I dont work at oracle, and never have. I am a algorithmic trading researcher, statistic arbitrage, high frequency trading, etc. I am just a nerd, fan of the best tech. And right now, it is Solaris with zfs, dtrace, SMF, containers, crossbow, etc. For instance, take dtrace. Everybody wants it:
-Mac os x has ported it.
-FreeBSD has ported it.
-Linux has copied it under the name systemtap.
-IBM AIX copy is called probeVue.
-QNX has ported it.
-NetApp has ported it
-VMware copy is called vProbes.
-etc. All big players have dtrace now, as a port or a clone. It is a game changer for developers and must have.
ZFS is a nice Solaris tech, but not a must have. Only Mac os x, FreeBSD and Linux have it.
Btw, linux have also copied solaris containers (evolved into docker), Linux copied Solaris SMF as systemd. Systemd is not a good copy of SMF because SMF is mainly for huge servers, not desktops.

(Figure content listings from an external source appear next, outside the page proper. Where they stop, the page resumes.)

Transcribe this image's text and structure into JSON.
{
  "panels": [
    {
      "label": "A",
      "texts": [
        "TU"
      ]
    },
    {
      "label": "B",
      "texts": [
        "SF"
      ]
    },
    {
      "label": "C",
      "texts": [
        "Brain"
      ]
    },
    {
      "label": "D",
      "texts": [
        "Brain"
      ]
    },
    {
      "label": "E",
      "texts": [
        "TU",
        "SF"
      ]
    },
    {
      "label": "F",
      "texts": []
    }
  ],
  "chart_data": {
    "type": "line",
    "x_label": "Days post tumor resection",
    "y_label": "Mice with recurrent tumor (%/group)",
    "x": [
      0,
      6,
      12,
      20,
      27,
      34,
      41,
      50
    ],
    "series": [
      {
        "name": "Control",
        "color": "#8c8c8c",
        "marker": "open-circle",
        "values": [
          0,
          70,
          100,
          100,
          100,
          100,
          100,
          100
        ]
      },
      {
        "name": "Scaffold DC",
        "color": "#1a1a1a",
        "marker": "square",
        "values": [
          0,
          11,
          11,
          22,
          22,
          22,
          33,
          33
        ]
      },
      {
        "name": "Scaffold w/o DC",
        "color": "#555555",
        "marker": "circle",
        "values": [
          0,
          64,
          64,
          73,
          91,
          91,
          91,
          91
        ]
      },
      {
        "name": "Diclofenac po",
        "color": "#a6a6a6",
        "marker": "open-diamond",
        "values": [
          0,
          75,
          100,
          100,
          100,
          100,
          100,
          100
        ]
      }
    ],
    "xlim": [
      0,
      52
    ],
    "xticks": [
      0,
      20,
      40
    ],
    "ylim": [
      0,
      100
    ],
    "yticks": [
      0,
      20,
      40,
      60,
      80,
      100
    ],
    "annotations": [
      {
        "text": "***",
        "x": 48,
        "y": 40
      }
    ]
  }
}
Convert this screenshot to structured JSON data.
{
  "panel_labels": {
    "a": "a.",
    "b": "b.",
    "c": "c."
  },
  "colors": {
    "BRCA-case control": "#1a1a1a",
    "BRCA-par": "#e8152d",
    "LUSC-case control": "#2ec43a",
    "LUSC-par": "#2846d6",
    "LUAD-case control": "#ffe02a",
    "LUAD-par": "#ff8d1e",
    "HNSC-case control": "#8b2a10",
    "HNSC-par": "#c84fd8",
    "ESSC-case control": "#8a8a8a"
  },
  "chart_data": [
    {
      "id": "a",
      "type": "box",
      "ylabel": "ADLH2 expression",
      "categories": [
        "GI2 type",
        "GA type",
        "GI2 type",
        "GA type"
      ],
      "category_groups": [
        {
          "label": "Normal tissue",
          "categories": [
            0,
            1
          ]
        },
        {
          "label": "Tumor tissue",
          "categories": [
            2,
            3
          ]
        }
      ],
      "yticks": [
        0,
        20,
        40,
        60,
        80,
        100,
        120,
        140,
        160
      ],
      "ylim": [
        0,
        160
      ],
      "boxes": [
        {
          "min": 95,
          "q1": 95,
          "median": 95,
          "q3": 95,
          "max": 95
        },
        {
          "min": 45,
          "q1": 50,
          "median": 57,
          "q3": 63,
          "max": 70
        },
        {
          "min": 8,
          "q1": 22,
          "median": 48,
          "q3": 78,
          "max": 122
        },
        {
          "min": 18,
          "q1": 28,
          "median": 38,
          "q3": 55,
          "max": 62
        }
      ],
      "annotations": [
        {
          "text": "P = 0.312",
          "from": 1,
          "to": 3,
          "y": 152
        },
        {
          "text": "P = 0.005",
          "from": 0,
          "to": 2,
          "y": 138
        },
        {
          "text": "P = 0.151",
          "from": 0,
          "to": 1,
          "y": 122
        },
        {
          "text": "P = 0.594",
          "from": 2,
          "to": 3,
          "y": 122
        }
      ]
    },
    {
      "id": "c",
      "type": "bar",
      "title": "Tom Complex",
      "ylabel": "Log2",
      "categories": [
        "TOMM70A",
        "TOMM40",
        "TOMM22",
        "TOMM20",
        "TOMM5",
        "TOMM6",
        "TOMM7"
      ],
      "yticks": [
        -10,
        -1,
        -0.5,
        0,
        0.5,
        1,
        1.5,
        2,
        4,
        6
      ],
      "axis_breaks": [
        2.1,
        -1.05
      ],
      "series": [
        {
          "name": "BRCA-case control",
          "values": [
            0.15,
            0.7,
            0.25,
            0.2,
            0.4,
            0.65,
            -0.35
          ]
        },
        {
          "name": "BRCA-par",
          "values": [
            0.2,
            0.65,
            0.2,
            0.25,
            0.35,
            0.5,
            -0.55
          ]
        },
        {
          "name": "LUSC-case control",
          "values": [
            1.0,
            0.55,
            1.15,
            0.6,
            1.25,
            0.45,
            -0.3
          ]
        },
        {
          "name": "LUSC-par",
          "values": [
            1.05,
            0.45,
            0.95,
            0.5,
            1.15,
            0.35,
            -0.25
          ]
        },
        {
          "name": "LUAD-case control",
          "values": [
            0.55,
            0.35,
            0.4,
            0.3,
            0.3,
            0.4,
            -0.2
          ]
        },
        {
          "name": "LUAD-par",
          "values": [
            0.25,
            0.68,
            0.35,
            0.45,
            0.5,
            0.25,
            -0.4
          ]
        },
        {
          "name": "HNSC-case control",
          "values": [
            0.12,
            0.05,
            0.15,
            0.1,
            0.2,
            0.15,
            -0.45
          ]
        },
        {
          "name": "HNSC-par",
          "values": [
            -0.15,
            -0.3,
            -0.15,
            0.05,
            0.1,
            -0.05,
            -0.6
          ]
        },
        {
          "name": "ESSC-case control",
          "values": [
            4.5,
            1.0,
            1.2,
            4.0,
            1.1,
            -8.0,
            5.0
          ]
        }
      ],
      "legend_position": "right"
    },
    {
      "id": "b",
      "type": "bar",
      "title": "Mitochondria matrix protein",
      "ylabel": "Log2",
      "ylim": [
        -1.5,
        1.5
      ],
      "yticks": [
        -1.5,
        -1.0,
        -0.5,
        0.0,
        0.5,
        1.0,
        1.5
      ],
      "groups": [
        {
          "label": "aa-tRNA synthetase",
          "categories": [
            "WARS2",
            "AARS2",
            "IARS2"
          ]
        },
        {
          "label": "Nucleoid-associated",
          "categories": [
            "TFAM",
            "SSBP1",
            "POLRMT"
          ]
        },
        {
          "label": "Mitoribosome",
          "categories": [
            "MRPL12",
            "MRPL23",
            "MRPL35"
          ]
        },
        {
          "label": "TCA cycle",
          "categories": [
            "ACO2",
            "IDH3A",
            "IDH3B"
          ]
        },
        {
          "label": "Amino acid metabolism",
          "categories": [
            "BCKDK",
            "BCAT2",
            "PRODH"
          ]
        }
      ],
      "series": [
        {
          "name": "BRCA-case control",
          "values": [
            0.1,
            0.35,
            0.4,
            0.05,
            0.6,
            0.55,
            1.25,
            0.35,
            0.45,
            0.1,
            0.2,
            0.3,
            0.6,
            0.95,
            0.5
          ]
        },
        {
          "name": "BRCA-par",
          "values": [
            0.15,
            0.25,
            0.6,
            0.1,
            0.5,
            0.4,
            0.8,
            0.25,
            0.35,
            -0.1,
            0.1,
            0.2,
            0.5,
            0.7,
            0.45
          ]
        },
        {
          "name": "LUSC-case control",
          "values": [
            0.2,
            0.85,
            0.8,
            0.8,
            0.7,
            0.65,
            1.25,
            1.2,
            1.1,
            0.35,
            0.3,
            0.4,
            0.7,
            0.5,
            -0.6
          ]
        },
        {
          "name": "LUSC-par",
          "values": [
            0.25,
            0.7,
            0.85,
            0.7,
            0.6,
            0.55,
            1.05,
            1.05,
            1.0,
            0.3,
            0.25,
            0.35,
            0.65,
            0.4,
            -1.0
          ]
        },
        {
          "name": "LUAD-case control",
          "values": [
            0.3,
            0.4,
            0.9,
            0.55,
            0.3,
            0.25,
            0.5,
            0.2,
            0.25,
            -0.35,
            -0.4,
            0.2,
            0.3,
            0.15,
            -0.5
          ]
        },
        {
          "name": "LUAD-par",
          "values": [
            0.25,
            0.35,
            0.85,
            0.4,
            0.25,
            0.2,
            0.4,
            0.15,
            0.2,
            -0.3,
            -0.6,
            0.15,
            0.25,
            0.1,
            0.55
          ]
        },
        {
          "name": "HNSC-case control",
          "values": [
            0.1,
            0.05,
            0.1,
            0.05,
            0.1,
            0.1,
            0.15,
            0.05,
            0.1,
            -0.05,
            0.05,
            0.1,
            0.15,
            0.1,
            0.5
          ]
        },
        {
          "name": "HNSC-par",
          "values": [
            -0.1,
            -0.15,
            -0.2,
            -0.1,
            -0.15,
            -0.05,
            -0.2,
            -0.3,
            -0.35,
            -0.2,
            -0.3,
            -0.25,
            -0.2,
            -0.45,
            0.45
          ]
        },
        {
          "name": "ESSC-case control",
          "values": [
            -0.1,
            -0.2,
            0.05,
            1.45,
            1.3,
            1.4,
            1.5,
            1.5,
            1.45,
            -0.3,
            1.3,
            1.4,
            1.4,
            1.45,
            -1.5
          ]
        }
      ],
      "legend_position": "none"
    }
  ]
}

Linux is mainly a desktop os, or running on small servers, so there is no need for systemd. Linux copied zfs as btrfs. Linux copied crossbow as Open vSwitch. Heck, entire Linux is a copy of Unix (ie. Solaris etc).
The largest Linux servers, as SGI Altix or UV2000 servers, have 10.000s of cores and 100 TB of ram, but they are clusters. They are exclusively used for number crunching HPC cluster workloads, which SGI confirms. They are similar to a small supercomputer cluster, many cheap nodes on a fast switch. They serve one scientist at a time that chooses which number crunching workload will be started next 24 hours. Clusters are very cheap, just a bunch of PCs.
In contrast, there are SMP servers, ie one huge fat server. The largest have 32 or even 64 sockets. IBM mainframes are SMP servers too, but their CPUs are slow. They typically run business ERP systems, big databases, etc, serving thousands of users at once. The latency in clusters are very bad in far away nodes, so clusters only run embarrassingly parallel code that runs for loops in each node. Not much communication going on. Typically they run computations. Otoh, SMP servers run business systems that branch the code everywhere, so you need tightly coupled CPUs, you can not use too many CPUs or latency will be bad. Maximum are 32 /64 sockets.
A cluster can never replace a SMP server. For instance, you will never see a SGI server benchmarking SAP because they can not run SMP workloads. The largest Linux SMP server is an ordinary 8-socket x86 server. In fact, there have never existed larger Linux servers than 8 sockets. I invite anyone to post such links to a larger Linux server, such as 16 sockets. Because large linux servers does not exist, Linux scales bad on 8 sockets, and extremely bad on 16 sockets. HP experimented with Linux on their huge 64 socket Unix integrity/infinity servers with bad results (40% cpu utilization under full load). Google HP Big Tux. IBM experimented with Linux on their old AIX Unix P795 server with 32 sockets, with equally bad results.
SMP servers are very difficult to build and they cost very much. For instance, IBM p595 Unix server with 32 sockets for the old TPC record, costed $35 million. Yes, that's right. One single server. You could by a very large cluster for that.
Solaris has scaled to 144 socket servers for decades. And scales extremely well on huge SMP servers. So, I am a Solaris fanboy. Btw, FreeBSD and openbsd are also very good oses. If Solaris were closed I would use bsd. Linux hacker Con Kolivas compared Linux code to openSolaris, and he said that openSolaris code was far superior. Google "con Kolivas blog openSolaris scheduler" to read his impression.
Regarding esxi or whatnot, I think for desktop usage all of them should do, but I don't know. I exclusively use Solaris on bare metal, it is rock stable. But gea_ is the man to ask on this, many use esxi with great success. I also use virtualbox for virtualization on top Solaris, but virtual box is not that stable as esxi, and should be avoided in production. I am a desktop user so it is fine for me.